BY MOLLOY SHEEHAN
“Come measure me.” I would hear men and women shouting in Tem, the local language spoken in the rural town of Aledjo-Koura, Benin, as I meandered around the soccer field. I approached the woman who called me and measured her blood pressure. As a community health agent with the Peace Corps from 2016-18, I led health outreach programs—sometimes this meant impromptu health education sessions at a soccer match.
I dreamed of serving in the Peace Corps for years. The role fused my taste for adventure and passion for service while providing continual opportunity to learn about global health systems. Working as a community health agent, my job was to gather feedback from the community about health priorities. Collaborating with local counterparts, I would pitch ideas to the community health center to address needs, then plan and implement projects.
I expected that during my time in the Peace Corps I would learn to navigate cultural differences, master new languages and hopefully make a positive difference; however, I did not expect to encounter the same chronic diseases I had seen working in a cardiac rehabilitation clinic during graduate school. Just before leaving for Benin, I received a master’s in exercise physiology from the University of Virginia, where I learned about physical activity and nutrition as means of preventing and treating chronic disease. Chronic non-communicable diseases (NCDs), like hypertension, diabetes, cancer and heart disease are the largest causes of death world-wide and are on the rise in Africa.

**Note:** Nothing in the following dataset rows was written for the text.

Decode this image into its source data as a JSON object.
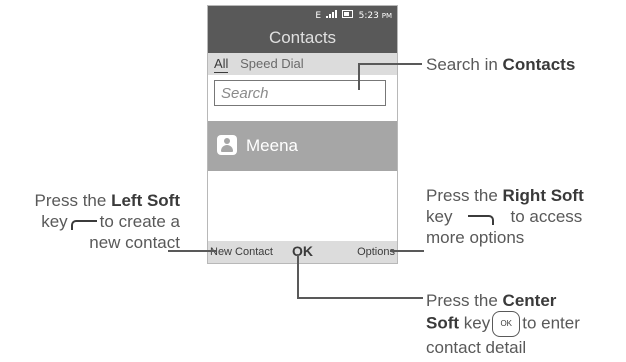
{
  "status_bar": {
    "network": "E",
    "time": "5:23",
    "ampm": "PM"
  },
  "title": "Contacts",
  "tabs": [
    {
      "label": "All",
      "active": true
    },
    {
      "label": "Speed Dial",
      "active": false
    }
  ],
  "search": {
    "placeholder": "Search"
  },
  "contacts": [
    {
      "name": "Meena",
      "icon": "person-icon"
    }
  ],
  "softkeys": {
    "left": "New Contact",
    "center": "OK",
    "right": "Options"
  },
  "callouts": {
    "search": {
      "text": "Search in ",
      "bold": "Contacts"
    },
    "left": {
      "line1_pre": "Press the ",
      "line1_bold": "Left Soft",
      "line2_pre": "key",
      "line2_post": "to create a",
      "line3": "new contact"
    },
    "right": {
      "line1_pre": "Press the ",
      "line1_bold": "Right Soft",
      "line2_pre": "key",
      "line2_post": "to access",
      "line3": "more options"
    },
    "center": {
      "line1_pre": "Press the ",
      "line1_bold": "Center",
      "line2_bold": "Soft",
      "line2_pre": " key",
      "ok_glyph": "OK",
      "line2_post": "to enter",
      "line3": "contact detail"
    }
  },
  "colors": {
    "bar": "#595959",
    "highlight": "#a6a6a6",
    "softkey_bg": "#dcdcdc"
  }
}
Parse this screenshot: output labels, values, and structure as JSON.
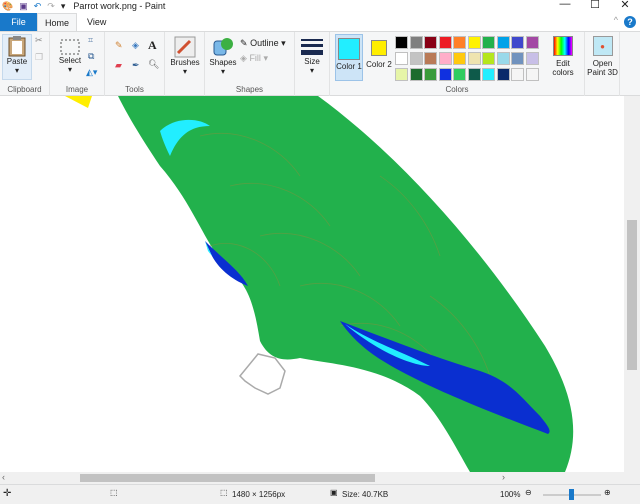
{
  "window": {
    "title": "Parrot work.png - Paint",
    "minimize": "—",
    "maximize": "☐",
    "close": "✕"
  },
  "tabs": [
    {
      "label": "File"
    },
    {
      "label": "Home"
    },
    {
      "label": "View"
    }
  ],
  "ribbon": {
    "clipboard": {
      "paste": "Paste",
      "label": "Clipboard"
    },
    "image": {
      "select": "Select",
      "label": "Image"
    },
    "tools": {
      "label": "Tools",
      "text_tool": "A"
    },
    "brushes": {
      "label": "Brushes"
    },
    "shapes": {
      "shapes": "Shapes",
      "outline": "Outline",
      "fill": "Fill",
      "label": "Shapes"
    },
    "size": {
      "label": "Size"
    },
    "colors": {
      "color1": "Color 1",
      "color2": "Color 2",
      "color1_value": "#22eeff",
      "color2_value": "#ffee00",
      "edit": "Edit colors",
      "label": "Colors",
      "palette": [
        "#000000",
        "#7f7f7f",
        "#880015",
        "#ed1c24",
        "#ff7f27",
        "#fff200",
        "#22b14c",
        "#00a2e8",
        "#3f48cc",
        "#a349a4",
        "#ffffff",
        "#c3c3c3",
        "#b97a57",
        "#ffaec9",
        "#ffc90e",
        "#efe4b0",
        "#b5e61d",
        "#99d9ea",
        "#7092be",
        "#c8bfe7",
        "#e6f5a8",
        "#1d6b2e",
        "#3a9b3a",
        "#1030e0",
        "#2ecc60",
        "#0e5a4a",
        "#22eeff",
        "#0a2a6a",
        "#f5f5f5",
        "#f5f5f5"
      ]
    },
    "paint3d": {
      "label": "Open Paint 3D"
    }
  },
  "status": {
    "dimensions": "1480 × 1256px",
    "size": "Size: 40.7KB",
    "zoom": "100%"
  }
}
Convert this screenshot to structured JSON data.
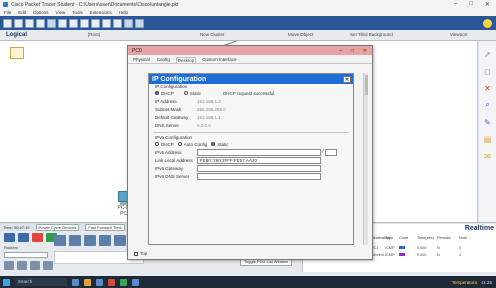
{
  "window": {
    "title": "Cisco Packet Tracer Student - C:\\Users\\user\\Documents\\Cisco\\untangle.pkt",
    "controls": {
      "minimize": "–",
      "maximize": "□",
      "close": "✕"
    }
  },
  "menu": {
    "items": [
      "File",
      "Edit",
      "Options",
      "View",
      "Tools",
      "Extensions",
      "Help"
    ]
  },
  "workspace": {
    "logical": "Logical",
    "root": "[Root]",
    "new_cluster": "New Cluster",
    "move_object": "Move Object",
    "set_tiled_bg": "Set Tiled Background",
    "viewport": "Viewport"
  },
  "canvas": {
    "pc_label_type": "PC-PT",
    "pc_label_name": "PC0",
    "partial_node": "Sw"
  },
  "bottom": {
    "time": "Time: 00:47:19",
    "power_cycle": "Power Cycle Devices",
    "fast_forward": "Fast Forward Time",
    "router_label": "Routers",
    "new_btn": "New",
    "delete_btn": "Delete",
    "toggle_pdu": "Toggle PDU List Window",
    "realtime": "Realtime",
    "pdu_headers": [
      "Fire",
      "Last Status",
      "Source",
      "Destination",
      "Type",
      "Color",
      "Time(sec)",
      "Periodic",
      "Num"
    ],
    "pdu_rows": [
      {
        "fire": "",
        "status": "Successful",
        "source": "PC1",
        "dest": "PC1",
        "type": "ICMP",
        "time": "0.000",
        "periodic": "N",
        "num": "0",
        "color": "#2a6ad4"
      },
      {
        "fire": "",
        "status": "Successful",
        "source": "PC0",
        "dest": "Server0",
        "type": "ICMP",
        "time": "0.000",
        "periodic": "N",
        "num": "1",
        "color": "#8a2ad4"
      }
    ]
  },
  "dialog": {
    "title": "PC0",
    "tabs": [
      "Physical",
      "Config",
      "Desktop",
      "Custom Interface"
    ],
    "active_tab": "Desktop",
    "ipconfig": {
      "title": "IP Configuration",
      "ipv4_section": "IP Configuration",
      "dhcp_label": "DHCP",
      "static_label": "Static",
      "status_message": "DHCP request successful.",
      "fields": [
        {
          "label": "IP Address",
          "value": "192.168.1.3"
        },
        {
          "label": "Subnet Mask",
          "value": "255.255.255.0"
        },
        {
          "label": "Default Gateway",
          "value": "192.168.1.1"
        },
        {
          "label": "DNS Server",
          "value": "0.0.0.0"
        }
      ],
      "ipv6_section": "IPv6 Configuration",
      "ipv6_dhcp": "DHCP",
      "ipv6_auto": "Auto Config",
      "ipv6_static": "Static",
      "ipv6_fields": [
        {
          "label": "IPv6 Address",
          "value": ""
        },
        {
          "label": "Link Local Address",
          "value": "FE80::260:2FFF:FE57:AA20"
        },
        {
          "label": "IPv6 Gateway",
          "value": ""
        },
        {
          "label": "IPv6 DNS Server",
          "value": ""
        }
      ]
    },
    "top_checkbox": "Top"
  },
  "taskbar": {
    "search_placeholder": "Search",
    "weather": "Temperatura",
    "time": "11:26"
  }
}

Six months into my service, my neighbor told me she was hypertensive. I asked what her blood pressure typically was. She didn’t know. She would periodically take blood pressure medication but did not know if it was effective as she could only check her blood pressure at the hospital. Seeing the need, I asked a friend in medical school to mail me a stethoscope and blood pressure cuff. I started measuring her blood pressure weekly, then began doing the same for friends and neighbors. There was immense interest in NCD education and monitoring.
Word spread quickly. Soon, I was requested throughout the village to conduct lessons on the prevention of hypertension and diabetes, a need previously not identified in the Peace Corps health framework. Hypertension monitoring sessions were integrated into women’s savings groups and community meetings. People were motivated to grow nutrient rich plants to enrich their sauces. The momentum even allowed me to create the first adult women’s sports team in the village, breaking gender boundaries in the name of health.
Through these activities, I discovered that hypertension was common, and most people in the village who had it did not know what it was. “Tension” was a menacing catch-all for headaches, fatigue or unexplained death. Equipping people with knowledge is empowering, but it is not enough to meaningfully prevent disease.
Prevention requires the strengthening of health systems through capacity building, technology and infrastructure, as well as addressing the social determinants of health. To motivate change in low and middle-income countries, government officials and stakeholders at international organizations must mobilize around the problem. This demands data, which is unfortunately limited.
In response to this dearth of data, the World Health Organization developed a standardized NCD risk factor surveillance survey which has been completed in dozens of low and middle-income countries. This survey looks at risk factors that contribute to NCDs such as diet, waist circumference and blood sugar. In Benin, this study was completed in 2015, and 26 percent of the population had hypertension. In neighboring Togo, the most recent study was completed in 2010, finding 19 percent of the population had hypertension.
In West Africa, rapid globalization and technology access has monumental effects on behaviors that effect NCDs like diet, physical activity and consumption of alcohol and tobacco. Given that these factors transcend borders, I decided to complete my research in Togo. It has been nearly 10 years since the last study in Togo, and much has changed. The problem is that funding for NCD research is difficult to obtain.
I realized I was in a unique position to help fill this need for data. I speak French, the Togolese national language, and Tem, the language of an ethnic group in Togo, Benin and Ghana. I have a background in research methods, chronic disease prevention and project management in West Africa. Most importantly, as an American, I have the privilege of applying for funding through a Fulbright grant.
This research would not be possible without my Togolese partners NGO Tibi and Doctor Mofou Belo, Head of the Department of non-Communicable Disease Surveillance at the Ministry of Health. Since arriving, I have had the opportunity to collaborate with brilliant Togolese statisticians, epidemiologists and health care professionals offering their expertise. Together, our hope is to use this data to demonstrate current prevalence of risk factors, advocate for future research and use our platform to educate people about NCDs.
I arrived in Togo in mid-September and will return to America in June 2020. I’ll be writing this column as a lens to share my experience and explore aspects of culture, food and identity in West Africa.
Until next time ~ A bientôt ~ Bilah bitassi.
Molloy Sheehan grew up in Manhasset and calls it her hometown. She is the principal investigator and project manager of a public health research project in Togo, West Africa. Harnessing her expertise in chronic diseases and her experience with West African culture and health systems, Sheehan is working to shed light on the prevalence of chronic non-communicable diseases such as hypertension, cancer and diabetes in Togo. Her work is funded by a Fulbright research grant.